Cyprus IP Box regime: The “Right Time” for structuring the exploitation of IP assets before 30 June 2016
Intellectual property is increasingly becoming one of the most valuable assets of businesses. Thus, choosing the appropriate regime/location for structuring the exploitation of IP assets is vital in order for businesses to achieve business development, effective IP protection and maximum tax optimisation.
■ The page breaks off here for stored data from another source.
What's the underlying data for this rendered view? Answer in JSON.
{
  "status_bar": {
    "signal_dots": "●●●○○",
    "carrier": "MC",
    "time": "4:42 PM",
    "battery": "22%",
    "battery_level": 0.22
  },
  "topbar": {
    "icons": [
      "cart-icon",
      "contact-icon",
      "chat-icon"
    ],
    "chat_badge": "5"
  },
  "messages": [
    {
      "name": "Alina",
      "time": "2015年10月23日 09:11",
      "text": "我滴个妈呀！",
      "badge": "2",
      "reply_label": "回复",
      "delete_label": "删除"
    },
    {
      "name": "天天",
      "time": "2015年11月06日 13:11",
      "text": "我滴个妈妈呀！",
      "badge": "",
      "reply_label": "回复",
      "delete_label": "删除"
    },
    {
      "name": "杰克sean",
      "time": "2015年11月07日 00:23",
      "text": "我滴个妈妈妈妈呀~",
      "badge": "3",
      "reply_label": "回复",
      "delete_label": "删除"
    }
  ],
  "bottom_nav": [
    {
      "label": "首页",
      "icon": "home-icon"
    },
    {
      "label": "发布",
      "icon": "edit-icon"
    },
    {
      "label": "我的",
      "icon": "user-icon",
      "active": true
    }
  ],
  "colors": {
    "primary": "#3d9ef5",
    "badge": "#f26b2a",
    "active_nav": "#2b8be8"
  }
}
Cyprus IP Box Regime: Effective Tax Rate at 2.5% – Lowest in Europe
Cyprus offers an advantageous regime for businesses investing in IP rights. The IP Box Scheme put in place with effect from 1st January 2012 was a package of incentives and tax exemptions concerning income from intellectual property rights, intended to urge investment in research and development. The Cyprus corporate income tax rate at 12.5% would normally apply to the 100% of net profits produced. However, following the applicable tax exemptions, only 20% of the profits will be taxed, reaching an effective rate of 2.5% per annum. At 2.5%, this rate is considerably lower than the respective percentage in other countries offering similar ‘IP Box’ schemes, including Luxembourg at 5.7%, the Netherlands at 5% and the United Kingdom’s ‘Patent Box’ regime at 10%. The efficient IP tax regime of Cyprus in conjunction with the protection offered by EU and all major IP treaties and protocols in which Cyprus is signatory is what makes Cyprus highly attractive for the acquisition or development IP assets.